The films were really well received and the families involved in making them were so proud. In the question and answer session at the end, they were so articulate about the need to address the stigma surrounding mental health issues for many young people, and how they hoped these films could contribute to that. The films are now on YouTube, and in the first week they've had over 3,000 views - thanks partly, no doubt, to Stephen Fry tweeting about them!

What is your favourite album, film and novel?

My background is in literature, so whatever else is going on, I try to make sure that I have a reading book by my bedside. Given my line of work, I enjoy reading books for children and young adults - recent favourites include Patrick Ness's The Ask and the Answer, Diana Wynne Jones' Fire and Hemlock, and almost anything by Neil Gaiman. Among books for grown-ups, Virginia Woolf's Orlando remains a favourite, and I recently discovered Doris Lessing's The Fifth Child - brilliantly terrifying!

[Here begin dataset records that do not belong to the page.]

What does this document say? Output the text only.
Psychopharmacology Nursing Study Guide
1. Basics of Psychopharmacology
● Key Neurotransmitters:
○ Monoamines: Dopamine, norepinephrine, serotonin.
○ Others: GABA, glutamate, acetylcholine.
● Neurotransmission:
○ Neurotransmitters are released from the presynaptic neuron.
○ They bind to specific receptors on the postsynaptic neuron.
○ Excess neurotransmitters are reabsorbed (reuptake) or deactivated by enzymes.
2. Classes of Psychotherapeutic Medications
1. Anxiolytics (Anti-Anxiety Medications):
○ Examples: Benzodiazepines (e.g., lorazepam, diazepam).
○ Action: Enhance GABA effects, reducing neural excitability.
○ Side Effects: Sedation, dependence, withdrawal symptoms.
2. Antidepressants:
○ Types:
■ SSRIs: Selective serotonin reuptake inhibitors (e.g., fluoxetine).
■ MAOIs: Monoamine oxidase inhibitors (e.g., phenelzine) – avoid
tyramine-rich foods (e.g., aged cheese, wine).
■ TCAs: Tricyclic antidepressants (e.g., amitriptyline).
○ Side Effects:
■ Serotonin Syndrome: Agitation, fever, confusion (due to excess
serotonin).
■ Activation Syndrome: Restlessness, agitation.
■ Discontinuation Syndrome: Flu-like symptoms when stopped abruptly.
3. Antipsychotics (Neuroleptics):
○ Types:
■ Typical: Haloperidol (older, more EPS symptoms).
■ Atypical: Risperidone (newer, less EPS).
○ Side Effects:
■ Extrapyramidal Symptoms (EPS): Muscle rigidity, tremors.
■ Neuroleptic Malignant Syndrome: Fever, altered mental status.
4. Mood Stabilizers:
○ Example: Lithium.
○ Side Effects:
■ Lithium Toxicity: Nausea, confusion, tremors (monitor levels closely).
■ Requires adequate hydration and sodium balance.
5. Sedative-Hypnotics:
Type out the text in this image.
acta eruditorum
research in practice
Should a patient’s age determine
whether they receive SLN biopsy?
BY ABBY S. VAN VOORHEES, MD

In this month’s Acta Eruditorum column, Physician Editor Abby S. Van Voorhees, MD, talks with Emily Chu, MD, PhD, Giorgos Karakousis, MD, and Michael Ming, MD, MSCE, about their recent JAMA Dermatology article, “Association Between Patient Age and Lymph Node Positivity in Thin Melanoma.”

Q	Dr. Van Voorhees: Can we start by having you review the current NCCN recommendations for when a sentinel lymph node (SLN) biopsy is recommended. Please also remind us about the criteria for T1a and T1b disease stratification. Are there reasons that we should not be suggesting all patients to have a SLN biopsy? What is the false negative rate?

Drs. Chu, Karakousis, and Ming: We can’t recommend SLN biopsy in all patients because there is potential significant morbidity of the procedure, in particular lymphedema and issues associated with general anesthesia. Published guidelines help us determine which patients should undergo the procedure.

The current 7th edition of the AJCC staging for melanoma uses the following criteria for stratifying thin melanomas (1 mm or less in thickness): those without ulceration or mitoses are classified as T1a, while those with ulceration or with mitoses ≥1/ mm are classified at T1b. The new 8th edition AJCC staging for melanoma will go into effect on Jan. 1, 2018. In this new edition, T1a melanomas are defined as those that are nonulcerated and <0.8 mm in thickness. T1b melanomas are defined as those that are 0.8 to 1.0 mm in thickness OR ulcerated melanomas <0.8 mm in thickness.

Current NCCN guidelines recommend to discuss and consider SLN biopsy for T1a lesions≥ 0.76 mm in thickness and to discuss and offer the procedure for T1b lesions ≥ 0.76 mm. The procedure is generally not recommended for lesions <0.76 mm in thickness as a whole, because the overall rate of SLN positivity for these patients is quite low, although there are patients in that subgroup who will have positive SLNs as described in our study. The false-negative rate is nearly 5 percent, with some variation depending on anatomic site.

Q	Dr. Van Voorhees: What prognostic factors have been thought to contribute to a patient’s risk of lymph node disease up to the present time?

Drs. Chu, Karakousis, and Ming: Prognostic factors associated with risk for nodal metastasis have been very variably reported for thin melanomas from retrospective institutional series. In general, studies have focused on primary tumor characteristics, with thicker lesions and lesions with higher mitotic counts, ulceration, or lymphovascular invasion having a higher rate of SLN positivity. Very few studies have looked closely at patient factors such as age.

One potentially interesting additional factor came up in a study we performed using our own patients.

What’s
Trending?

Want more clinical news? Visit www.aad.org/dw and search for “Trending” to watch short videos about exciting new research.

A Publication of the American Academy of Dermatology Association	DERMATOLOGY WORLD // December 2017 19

My wife and son are both film fanatics, so I get to go to the cinema quite a lot too. Pixar's new Inside Out is a great film, and illustrates brilliantly so much of what I try to teach about the way families and relationships work (or sometimes don't work), and the challenges of growing up. I love the animation films of the Japanese director Hiyao Miyazaki, whose beautifully drawn films also challenge the simple 'good vs. evil' narrative of so many Hollywood movies for children. Films like Spirited Away and Princess Mononoke are funny, disturbing, beautiful and wise...

What is your favourite joke (pre-watershed)?

My jokes are so bad that I have an agreement with my family that I'll tug at my ear-lobe when I make one, to make sure they realise I was trying to be funny! As I can't do that in print, I'll spare you the pain...

Who would be your dream dinner guests?

This might be obvious, but I would love to be able to invite Sigmund Freud to dinner, and discuss psychoanalysis and the unconscious with him. I'd probably invite along someone like Oliver Sacks, the brilliant neuroscientist who would be able to challenge Freud about some of his more controversial ideas. And if it all got too much for me, I'd sneak off into the other room while they argued it out, and would talk football and my beloved Leicester City with my other dream dinner guest, Gary Lineker!

What advice would you give your younger self?

Don't be so afraid.

What would it surprise people to know about you?

When I'm in the bath, I like to sing (or rather, chant) a 12th century Japanese songabout the buddha, which was taught to me by a drunk poet in the mountains of Japan when I was 18.

What is your favourite place?

There is a bench on Hampstead Heath, positioned between two silver birch trees and overlooking a children's playground, which was set up in memory of my father. It has an inscription on it from his beloved Shakespeare, who he insisted was 'the greatest Englishman that ever lived' (I argued about this with him vociferously when I was a teenager).

It is a lovely place to sit on a sunny day, and I can update him on all that he is missing.